El aire olía a pintura, pegamento y nervios. Entre pinceles y espejos, los rostros se iban borrando para renacer en otros: calaveras, diablos, flores, sombras. En el Villaurrutia la comunidad LGBT es alma visible, nadie se esconde; todos son color, brillo, confianza.
A esa hora el silencio aún tenía paciencia. El desfile sería hasta las dos —aunque arrancó casi a las tres—, pero el tiempo se estiraba entre risas, delineadores y abrazos. Luego tocó empujar las mojigangas desde la Glorieta de Insurgentes hasta Chapultepec.
El sol apenas alcanzaba los hombros y el Ángel de la Independencia nos miraba desde lejos, como si esperara que la ciudad entera resucitara en unas horas.
Las calles estaban vacías, limpias, expectantes: sabían que algo grande iba a pasar.
En Chapultepec nos dieron una lunchbox: torta, jugo, manzana. No eran las tortas más ricas —eran del Gobierno, y eso ya lo dice todo—, pero se comían con alegría.
Ver a las catrinas morder pan con los labios pintados de negro era una postal absurda y perfecta: el hambre no distingue maquillaje.
Entre cafés y glitter, los baños de Porrúa y Starbucks eran trincheras improvisadas. Gente retocando su rostro, pegando flores, respirando hondo.
Ahí conocí a los grupos del Faro Cosmos, Azcapotzalco y Oriente. Cada uno tenía su energía, su propio altar portátil, su manera de convertir el arte en resistencia.
Lo que más vale de todo esto es la comunidad: nadie llega solo, todos se ayudan a maquillar, a cargar, a reír. Los talleristas caminan junto a sus alumnos; los barrios, sus muertos.
Y luego, la explosión.
El desfile comenzó y la ciudad despertó en mil colores: vestidos rosas, rojos, violetas; cuerpos enteros pintados como esqueletos; otros apenas con una máscara; pero fueron las drags quienes robaron el aire.

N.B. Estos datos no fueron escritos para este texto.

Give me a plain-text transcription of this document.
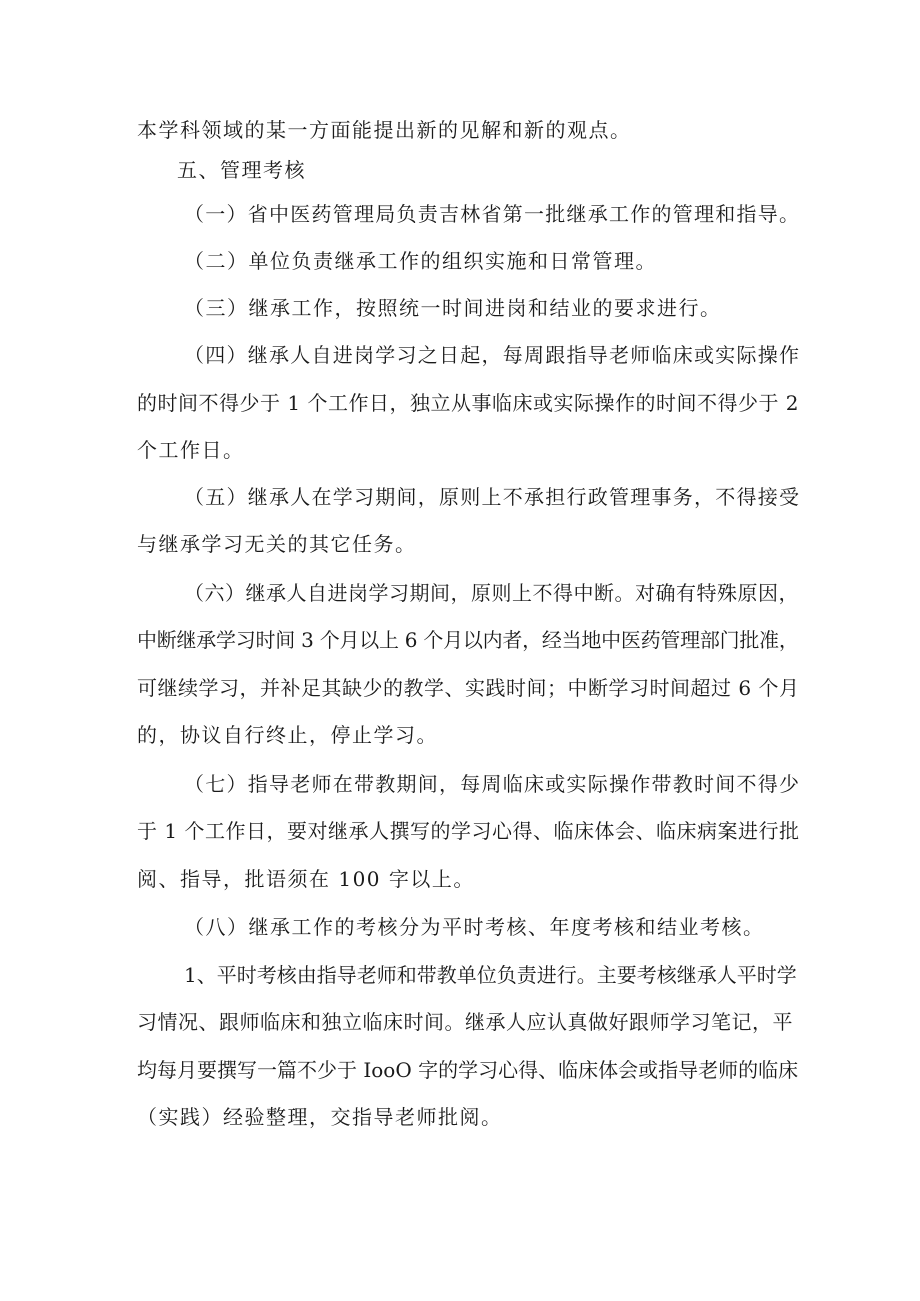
本学科领域的某一方面能提出新的见解和新的观点。
五、管理考核
（一）省中医药管理局负责吉林省第一批继承工作的管理和指导。
（二）单位负责继承工作的组织实施和日常管理。
（三）继承工作，按照统一时间进岗和结业的要求进行。
（四）继承人自进岗学习之日起，每周跟指导老师临床或实际操作
的时间不得少于 1 个工作日，独立从事临床或实际操作的时间不得少于 2
个工作日。
（五）继承人在学习期间，原则上不承担行政管理事务，不得接受
与继承学习无关的其它任务。
（六）继承人自进岗学习期间，原则上不得中断。对确有特殊原因，
中断继承学习时间 3 个月以上 6 个月以内者，经当地中医药管理部门批准，
可继续学习，并补足其缺少的教学、实践时间；中断学习时间超过 6 个月
的，协议自行终止，停止学习。
（七）指导老师在带教期间，每周临床或实际操作带教时间不得少
于 1 个工作日，要对继承人撰写的学习心得、临床体会、临床病案进行批
阅、指导，批语须在 100 字以上。
（八）继承工作的考核分为平时考核、年度考核和结业考核。
1、平时考核由指导老师和带教单位负责进行。主要考核继承人平时学
习情况、跟师临床和独立临床时间。继承人应认真做好跟师学习笔记，平
均每月要撰写一篇不少于 IooO 字的学习心得、临床体会或指导老师的临床
（实践）经验整理，交指导老师批阅。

Al pasar por Reforma, bailaban con elegancia y furia, con tacones que desafiaban el asfalto. La gente gritaba “¡guapas!” y ellas respondían con besos, con fuego en los ojos.
Era imposible no mirarlas: eran la encarnación del lema de este año, El arte del drag y la lucha libre.
Desde las gradas se veían más y más extranjeros —cámaras, gorras, banderas diminutas— ocupando los mejores lugares. No sé si eso sea bueno o malo.
Por un lado, el desfile se ha vuelto una postal del país ante el mundo; por otro, hay algo que se pierde cuando los locales observan desde lejos la fiesta que antes era suya.
Los pies dolían, el clima jugaba entre sol y sombra. Yo cargaba el brazo de una mojiganga de diablo, saludando al público con movimientos lentos. El desfile siguió hasta más allá del Zócalo, casi hasta Pino Suárez.
Cuando todo terminó, el silencio pesó tanto como la alegría.
Algunos regresamos al Villaurrutia en metro, derrotadas, con el maquillaje corrido, los labios despintados y las flores marchitas.
Éramos un cuadro triste y hermoso: fantasmas que habían bailado demasiado.
Había cansancio, sí. Pero también una plenitud rara, una especie de vacío luminoso.
Una kenopsia: esa ausencia que queda cuando un lugar hace unos minutos estaba lleno de vida.
Y entonces entendí que el Día de Muertos no es una fiesta.
Es una coreografía entre vivos y muertos, entre cansancio y memoria.
Una ciudad que vuelve a morir, solo para recordar que sigue viva.